TVRINews, Surabaya
Komisi VII DPR RI melalui anggota DPR RI Bambang Haryo Soekartono menggelar reses di kawasan Asemrowo Sentral, Surabaya, Kamis 30 Juli 2026. Agenda tersebut bertujuan menyerap aspirasi sekaligus memastikan dua program strategis Presiden, yakni Makan Bergizi Gratis (MBG) dan Kredit Usaha Rakyat (KUR), terlaksana tepat sasaran.
Dalam kesempatan itu, legislator asal Jawa Timur tersebut menegaskan komitmennya mengawal ketat implementasi MBG. Ia menyampaikan peringatan keras kepada Satuan Pelayanan Pemenuhan Gizi (SPPG) yang beroperasi di luar standar ketentuan.
"MBG itu makanannya harus sehat, bergizi. Masaknya pakai air mineral, berasnya premium, lauknya fresh, dan gasnya harus Bright Gas," tegas Bambang menjawab pertanyaan warga yang hadir.
Pernyataan itu bukan sekadar imbauan. Bambang telah beberapa kali melakukan inspeksi mendadak ke dapur-dapur SPPG di Surabaya maupun Sidoarjo. Langkah ini bagian dari pengawalan mutu pangan demi mewujudkan generasi sehat menuju Indonesia Emas 2045.
"Saya pastikan menu yang disajikan itu bergizi. Kalau ada yang tidak sesuai, ayo kita cek sama-sama, biar panjenengan tahu bagaimana dapurnya dan lain sebagainya," ujarnya mengajak partisipasi warga.
Cakupan MBG di Asemrowo Sentral ternyata lebih luas dari perkiraan publik. Bambang menjelaskan, selain murid sekolah, program ini juga diperuntukkan bagi kelompok 3B, yaitu ibu menyusui, ibu hamil, serta balita non PAUD.
Pada sesi berikutnya, pembahasan bergeser ke sektor ekonomi kerakyatan. Bambang mensosialisasikan akses KUR kepada pengemudi ojek online serta sopir bemo dan mikrolet yang turut diundang dalam pertemuan tersebut.
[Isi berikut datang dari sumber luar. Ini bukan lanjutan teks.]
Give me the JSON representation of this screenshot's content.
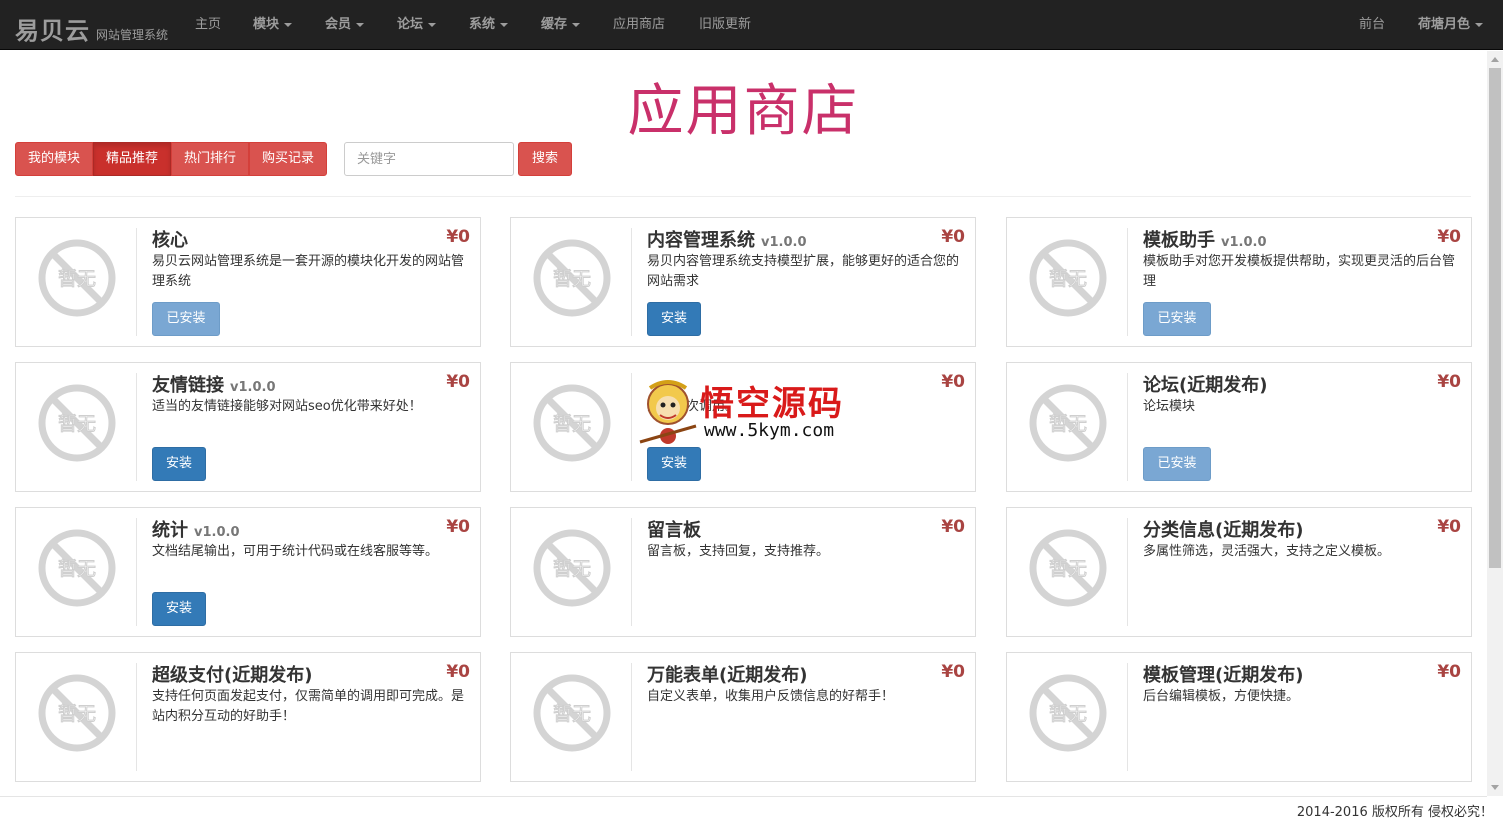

"Bapak-bapak ojol, ini boleh mengakses KUR. Bunganya rendah, tanpa agunan, karena panjenengan ini bagian dari pelaku usaha," jelasnya meluruskan pemahaman yang selama ini keliru di masyarakat.
Ia menegaskan, KUR tidak hanya diperuntukkan bagi pelaku UMKM konvensional. Petani, nelayan, dan pekerja transportasi informal seperti sopir juga memiliki hak yang sama untuk mengakses pembiayaan bersubsidi ini. Reses ditutup dengan komitmen Bambang untuk terus menjembatani suara akar rumput ke tingkat kebijakan.